Back in November, Air Commodore Yusuf Anas of the Center for Crisis Communication shot down hopes that the militants would be defeated by December, calling the target date "not tenable" since Boko Haram continues its attacks.

The terror group has been waging war in Nigeria for close to six years, and has killed well over 20,000 people. It has clashed with Nigeria's army, it has attacked civilians, and it has especially focused on Christians, seeking to drive them out of the country.

The extremists have carried out Christmas Day attacks on Christians for several years in a row, including a bombing of a Catholic church in Abuja in 2011 that killed 37 churchgoers.

The AP article noted that Maiduguri is a large refugee city, hosting close to 1 million of the 2.5 million people who have been internally displaced due to Boko Haram's various attacks.

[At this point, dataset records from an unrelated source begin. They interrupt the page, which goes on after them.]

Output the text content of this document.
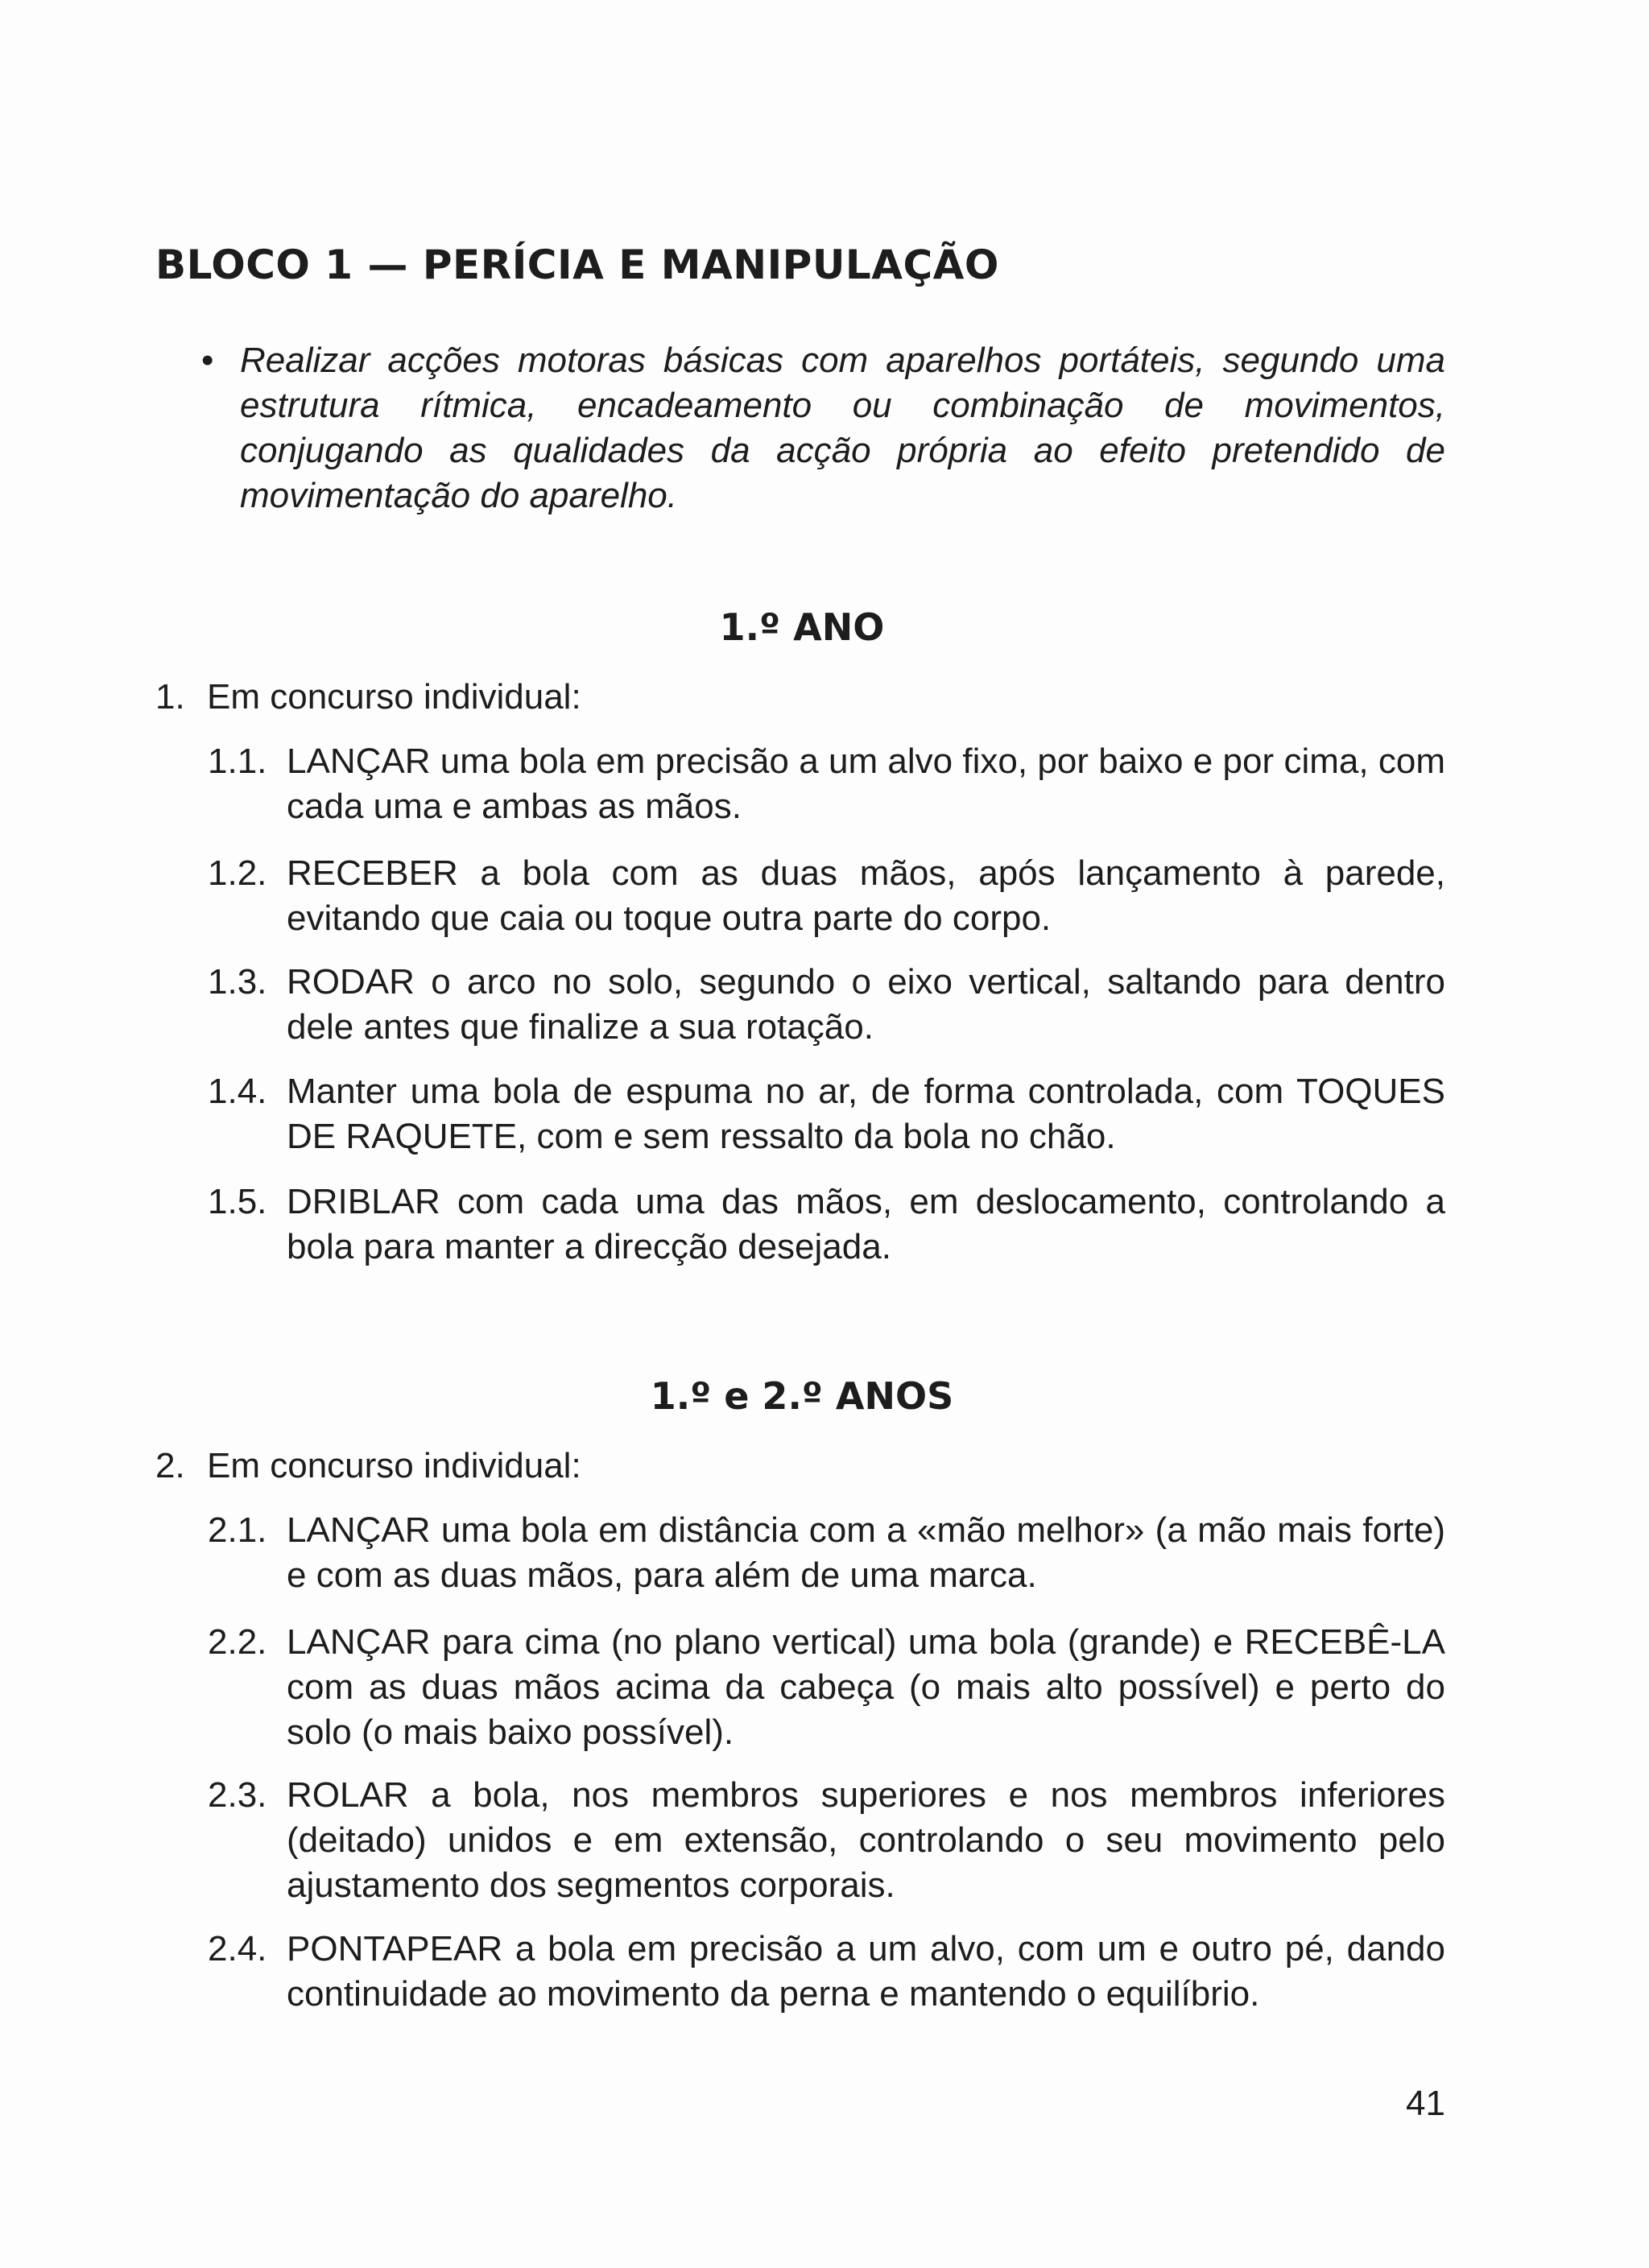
BLOCO 1 — PERÍCIA E MANIPULAÇÃO
• Realizar acções motoras básicas com aparelhos portáteis, segundo uma estrutura rítmica, encadeamento ou combinação de movimentos, conjugando as qualidades da acção própria ao efeito pretendido de movimentação do aparelho.
1.º ANO
1. Em concurso individual:
1.1. LANÇAR uma bola em precisão a um alvo fixo, por baixo e por cima, com cada uma e ambas as mãos.
1.2. RECEBER a bola com as duas mãos, após lançamento à parede, evitando que caia ou toque outra parte do corpo.
1.3. RODAR o arco no solo, segundo o eixo vertical, saltando para dentro dele antes que finalize a sua rotação.
1.4. Manter uma bola de espuma no ar, de forma controlada, com TOQUES DE RAQUETE, com e sem ressalto da bola no chão.
1.5. DRIBLAR com cada uma das mãos, em deslocamento, controlando a bola para manter a direcção desejada.
1.º e 2.º ANOS
2. Em concurso individual:
2.1. LANÇAR uma bola em distância com a «mão melhor» (a mão mais forte) e com as duas mãos, para além de uma marca.
2.2. LANÇAR para cima (no plano vertical) uma bola (grande) e RECEBÊ-LA com as duas mãos acima da cabeça (o mais alto possível) e perto do solo (o mais baixo possível).
2.3. ROLAR a bola, nos membros superiores e nos membros inferiores (deitado) unidos e em extensão, controlando o seu movimento pelo ajustamento dos segmentos corporais.
2.4. PONTAPEAR a bola em precisão a um alvo, com um e outro pé, dando continuidade ao movimento da perna e mantendo o equilíbrio.
41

Reports suggested that women have been forced to carry out suicide bombings for the terrorists, who have become notorious for kidnapping thousands of women and girls from towns and villages.

"We are under siege. We don't know how many of these bombs or these female suicide bombers were sneaked into Maiduguri last night," civil servant Yunusa Abdullahi said.

The radical group has aligned itself with the Islamic State in Iraq and Syria, and now calls itself IS' "West African province."

It has also attacked towns in neighboring countries around the Lake Chad region, though has suffered military losses against Cameroon's army especially.